What that is… is Monica, a Lamprey, a creature that lives in the Vortex itself and devoures Chronon (time) Energy. However, Rummas has become trapped – because Monica lives outside of time, and Rummas lives life in a normal line and cannot change his own past — every time Rummas tries to stop Monica, she can simply slip back and stop him. Rummas, unaware of this, continues to call the Doctor to him, bringing in more and more versions of the Doctor from different alternate universes.

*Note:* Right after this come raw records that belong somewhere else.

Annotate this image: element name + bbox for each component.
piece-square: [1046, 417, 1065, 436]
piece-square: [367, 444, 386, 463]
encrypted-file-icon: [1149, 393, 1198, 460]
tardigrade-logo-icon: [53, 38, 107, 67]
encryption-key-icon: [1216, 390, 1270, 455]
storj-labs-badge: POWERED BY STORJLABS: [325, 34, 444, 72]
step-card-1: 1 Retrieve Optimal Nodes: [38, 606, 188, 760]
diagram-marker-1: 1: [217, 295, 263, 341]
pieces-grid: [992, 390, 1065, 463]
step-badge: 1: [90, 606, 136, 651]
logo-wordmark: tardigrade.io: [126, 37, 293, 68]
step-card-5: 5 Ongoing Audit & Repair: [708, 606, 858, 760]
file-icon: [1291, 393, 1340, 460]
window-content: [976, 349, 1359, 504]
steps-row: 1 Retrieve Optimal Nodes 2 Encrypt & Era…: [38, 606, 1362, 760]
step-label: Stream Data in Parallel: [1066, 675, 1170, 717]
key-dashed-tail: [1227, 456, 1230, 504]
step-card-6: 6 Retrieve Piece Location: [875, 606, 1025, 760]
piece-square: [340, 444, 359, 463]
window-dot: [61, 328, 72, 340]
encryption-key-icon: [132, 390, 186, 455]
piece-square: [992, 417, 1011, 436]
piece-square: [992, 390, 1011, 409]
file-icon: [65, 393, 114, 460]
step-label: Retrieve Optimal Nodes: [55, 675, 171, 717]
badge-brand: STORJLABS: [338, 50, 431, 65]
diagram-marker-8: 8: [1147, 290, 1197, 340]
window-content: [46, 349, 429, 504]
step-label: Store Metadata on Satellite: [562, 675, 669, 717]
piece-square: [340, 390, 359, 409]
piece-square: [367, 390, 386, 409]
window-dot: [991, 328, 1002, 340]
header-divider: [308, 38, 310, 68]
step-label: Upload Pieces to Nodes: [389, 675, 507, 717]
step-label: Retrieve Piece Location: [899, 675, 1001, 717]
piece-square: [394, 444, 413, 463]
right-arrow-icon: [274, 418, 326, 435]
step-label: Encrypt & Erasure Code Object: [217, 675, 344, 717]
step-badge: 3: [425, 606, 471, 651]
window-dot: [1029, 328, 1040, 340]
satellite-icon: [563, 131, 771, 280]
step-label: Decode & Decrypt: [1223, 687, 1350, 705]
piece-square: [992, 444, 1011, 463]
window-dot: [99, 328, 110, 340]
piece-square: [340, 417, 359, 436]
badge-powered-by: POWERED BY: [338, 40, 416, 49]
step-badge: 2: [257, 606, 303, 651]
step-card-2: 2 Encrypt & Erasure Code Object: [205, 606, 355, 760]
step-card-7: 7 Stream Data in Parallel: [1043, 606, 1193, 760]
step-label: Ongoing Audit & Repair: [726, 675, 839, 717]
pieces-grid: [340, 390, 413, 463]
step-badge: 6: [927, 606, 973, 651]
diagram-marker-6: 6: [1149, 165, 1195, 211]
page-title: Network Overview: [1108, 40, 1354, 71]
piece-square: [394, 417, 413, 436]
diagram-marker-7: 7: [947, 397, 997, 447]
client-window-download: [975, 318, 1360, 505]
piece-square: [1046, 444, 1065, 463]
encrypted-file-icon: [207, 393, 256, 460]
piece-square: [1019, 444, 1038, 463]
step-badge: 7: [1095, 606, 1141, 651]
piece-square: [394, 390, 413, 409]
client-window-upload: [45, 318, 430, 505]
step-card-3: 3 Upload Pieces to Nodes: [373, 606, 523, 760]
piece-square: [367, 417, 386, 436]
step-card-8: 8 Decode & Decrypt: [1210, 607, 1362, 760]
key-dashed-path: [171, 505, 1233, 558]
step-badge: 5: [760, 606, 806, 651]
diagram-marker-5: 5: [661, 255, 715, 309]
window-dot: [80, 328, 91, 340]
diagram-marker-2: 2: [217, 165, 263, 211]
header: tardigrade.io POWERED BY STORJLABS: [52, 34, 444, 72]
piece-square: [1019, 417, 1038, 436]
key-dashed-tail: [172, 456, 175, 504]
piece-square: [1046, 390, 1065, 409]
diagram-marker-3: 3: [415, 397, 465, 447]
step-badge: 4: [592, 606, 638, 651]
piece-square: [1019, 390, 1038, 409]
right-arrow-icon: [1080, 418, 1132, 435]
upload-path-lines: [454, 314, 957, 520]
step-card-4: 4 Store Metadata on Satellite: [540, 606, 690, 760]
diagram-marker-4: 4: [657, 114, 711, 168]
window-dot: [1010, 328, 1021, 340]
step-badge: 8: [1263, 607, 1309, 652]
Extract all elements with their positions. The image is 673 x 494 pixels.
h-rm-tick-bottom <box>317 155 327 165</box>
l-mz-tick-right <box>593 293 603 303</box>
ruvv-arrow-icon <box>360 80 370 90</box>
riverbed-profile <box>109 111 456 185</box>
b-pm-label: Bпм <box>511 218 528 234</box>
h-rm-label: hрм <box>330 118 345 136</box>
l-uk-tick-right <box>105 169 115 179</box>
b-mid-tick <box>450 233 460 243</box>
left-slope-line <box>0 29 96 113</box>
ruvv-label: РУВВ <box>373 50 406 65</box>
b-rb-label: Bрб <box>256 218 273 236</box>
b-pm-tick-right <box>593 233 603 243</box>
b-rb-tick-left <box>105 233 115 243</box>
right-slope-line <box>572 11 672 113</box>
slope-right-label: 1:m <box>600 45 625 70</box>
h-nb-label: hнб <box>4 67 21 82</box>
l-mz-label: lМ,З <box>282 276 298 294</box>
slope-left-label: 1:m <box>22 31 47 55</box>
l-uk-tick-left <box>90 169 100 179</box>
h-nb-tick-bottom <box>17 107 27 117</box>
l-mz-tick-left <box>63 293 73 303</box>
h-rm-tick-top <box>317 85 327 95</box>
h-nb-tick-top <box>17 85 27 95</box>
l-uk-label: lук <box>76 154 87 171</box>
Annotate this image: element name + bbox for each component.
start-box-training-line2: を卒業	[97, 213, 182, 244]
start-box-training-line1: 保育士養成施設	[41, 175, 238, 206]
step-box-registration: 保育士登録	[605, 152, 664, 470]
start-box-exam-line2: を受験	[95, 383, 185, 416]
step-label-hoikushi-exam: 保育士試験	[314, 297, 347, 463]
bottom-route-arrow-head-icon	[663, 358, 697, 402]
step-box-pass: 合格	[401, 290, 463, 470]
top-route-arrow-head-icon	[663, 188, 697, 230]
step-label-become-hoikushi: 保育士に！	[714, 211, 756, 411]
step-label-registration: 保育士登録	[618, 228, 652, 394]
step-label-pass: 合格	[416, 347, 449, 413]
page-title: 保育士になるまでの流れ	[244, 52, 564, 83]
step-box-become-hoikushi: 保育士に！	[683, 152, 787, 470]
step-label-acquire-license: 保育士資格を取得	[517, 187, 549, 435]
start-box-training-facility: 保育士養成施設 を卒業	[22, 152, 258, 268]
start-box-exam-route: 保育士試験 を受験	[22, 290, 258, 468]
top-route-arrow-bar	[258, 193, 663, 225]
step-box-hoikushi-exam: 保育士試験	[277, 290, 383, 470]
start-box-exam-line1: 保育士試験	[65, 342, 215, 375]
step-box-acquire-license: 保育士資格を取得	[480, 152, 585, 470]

Our version of the Doctor, and Mel, are unaware of this – as is the reader at first, as they try to rescue various time-sensitives, from various planets, in various different universes of the multi-verse. And each time the Doctor fails – he or Mel sees ghost images of other versions of himself in the TARDIS control room.

The fun of this novel starts with the various different universes such as an Imperial Earth where Rome never fell. The novel also includes chapters without the Doctor or Mel as Monica goes about her business of wrecking havoc – which the reader can slowly put together like clues in a great mystery novel. I also liked the other versions of the Doctor — one dressed in mourning black, with a scar on his face, missing an eye. He’s kinder and gentler than “our Doctor” but also blames himself for Peri’s death (in the universe where Rome never fell – she was from the Americas and a native princess named Brown Perpugilliam). Another Doctor travels with a human/Silurian hybrid named Melanie Baal. These “other” Doctors and Mels are fascinating.

The conclusion of the story is fantastic, and I loved it. I’m not going to spoil it here, but trust me… if you’re a long-time Who fan, familiar with various versions of the show and official tie-ins to it, you will enjoy Spiral Scratch. Also, this novel fills in a continuity gap from the original series that most fans will recognize. I also loved, loved, loved that. And I will say, though normally I don’t really like the companion Mel, I found that this book made me much more sympathetic to her, which is an accomplishment. I highly, highly, highly recommend this novel to fans of the TV Series Doctor Who. I also think that if you like a good tie-in novel with a strong SF plot, you’ll enjoy this… though if you don’t know Doctor Who you’ll probably miss some subtleties of the plot.